最近在学习UFLDL Tutorial,这是一套关于无监督学习的教程。在此感觉Andrew Ng做的真的是非常认真。下面把我的代码贴出来,方便大家学习调试。所有代码已经过matlab调试通过。
Convolution and Pooling
本章是使用卷积神经网络进行分类。分类的图片有四种:飞机、汽车、猫、狗(如图1)。每幅图像的大小为64*64*3(彩色)。train图片2000幅,test图片3200幅。使用卷积神经网络的准确率为80%左右。这个结果还是相当不错的。
图1
代码编写
一、cnnExercise.m 主函数。包括训练特征,评测结果。
Step 0. 初始化参数。无需编写。
Step 1. 训练Sparse Autoencoder。
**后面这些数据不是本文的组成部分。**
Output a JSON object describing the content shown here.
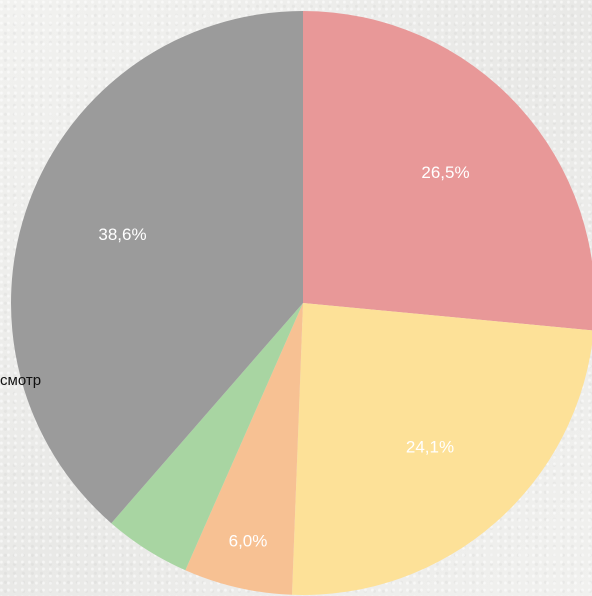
{
  "chart_data": {
    "type": "pie",
    "title": "",
    "slices": [
      {
        "value": 26.5,
        "label": "26,5%",
        "color": "#e89898"
      },
      {
        "value": 24.1,
        "label": "24,1%",
        "color": "#fde198"
      },
      {
        "value": 6.0,
        "label": "6,0%",
        "color": "#f7c193"
      },
      {
        "value": 4.8,
        "label": "",
        "color": "#a8d5a2"
      },
      {
        "value": 38.6,
        "label": "38,6%",
        "color": "#9b9b9b"
      }
    ],
    "start_angle": "top",
    "direction": "clockwise",
    "outside_label": "смотр"
  }
}
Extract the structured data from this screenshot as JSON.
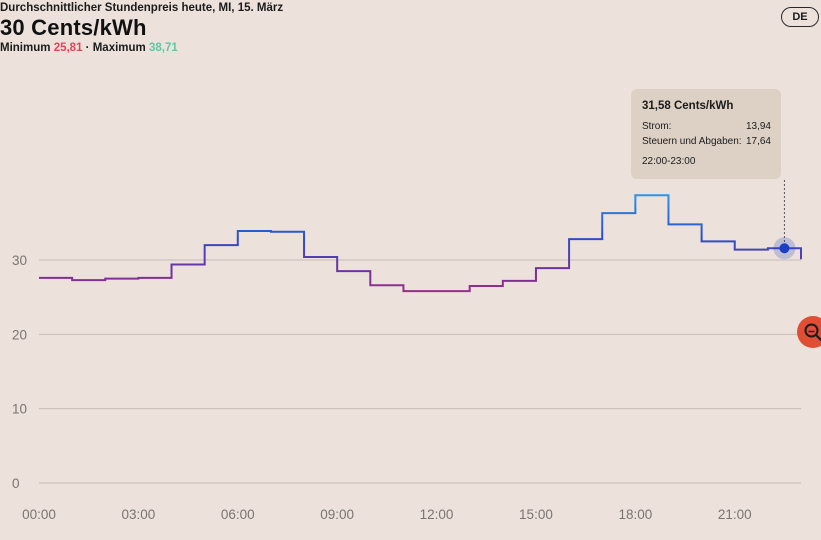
{
  "header": {
    "subtitle": "Durchschnittlicher Stundenpreis heute, MI, 15. März",
    "title": "30 Cents/kWh",
    "min_label": "Minimum",
    "min_value": "25,81",
    "separator": "·",
    "max_label": "Maximum",
    "max_value": "38,71"
  },
  "language_button": "DE",
  "icons": {
    "zoom": "zoom-search-icon"
  },
  "colors": {
    "background": "#ece1db",
    "grid": "#c9bdb5",
    "line_low": "#9b2f86",
    "line_mid": "#2b4fc8",
    "line_high": "#2f9ae6",
    "marker": "#1c3ec4",
    "min_value": "#e4425a",
    "max_value": "#5cc8a5",
    "zoom_button": "#e04e33",
    "tooltip_bg": "#ddd1c6"
  },
  "tooltip": {
    "title": "31,58 Cents/kWh",
    "rows": [
      {
        "label": "Strom:",
        "value": "13,94"
      },
      {
        "label": "Steuern und Abgaben:",
        "value": "17,64"
      }
    ],
    "time": "22:00-23:00",
    "hour": 22
  },
  "chart_data": {
    "type": "line",
    "step": true,
    "x": [
      0,
      1,
      2,
      3,
      4,
      5,
      6,
      7,
      8,
      9,
      10,
      11,
      12,
      13,
      14,
      15,
      16,
      17,
      18,
      19,
      20,
      21,
      22,
      23
    ],
    "y": [
      27.6,
      27.3,
      27.5,
      27.6,
      29.4,
      32.0,
      33.9,
      33.8,
      30.4,
      28.5,
      26.6,
      25.81,
      25.81,
      26.5,
      27.2,
      28.9,
      32.8,
      36.3,
      38.71,
      34.8,
      32.5,
      31.4,
      31.58,
      30.1
    ],
    "xlabel": "",
    "ylabel": "",
    "ylim": [
      0,
      40
    ],
    "yticks": [
      "0",
      "10",
      "20",
      "30"
    ],
    "xticks": [
      "00:00",
      "03:00",
      "06:00",
      "09:00",
      "12:00",
      "15:00",
      "18:00",
      "21:00"
    ],
    "grid": true
  }
}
代码:
% 读取在Linear Decoders with Autoencoders一章中训练好的权值 load STL10Features %包含optTheta, ZCAWhite, meanPatchStep 2a. 计算卷积后的图像。代码详见cnnConvolve.m,在本文后面有写。
Step 2b. 检查cnnConvolve.m。无需编写。
Step 2c. 执行Pool。作用是降维,且对图像偏移等有抑制作用。代码详见cnnPool.m,在本文后面有写。
Step 2d. 检查cnnPool.m。无需编写
Step 3. 对训练集和测试集执行卷积和Pool。无需编写。我的i-7电脑上大概花了半小时左右。算好的特征会写出到硬盘cnnPooledFeatures.mat,以后就可以直接读取并直接用其进行分类了,免得重复计算。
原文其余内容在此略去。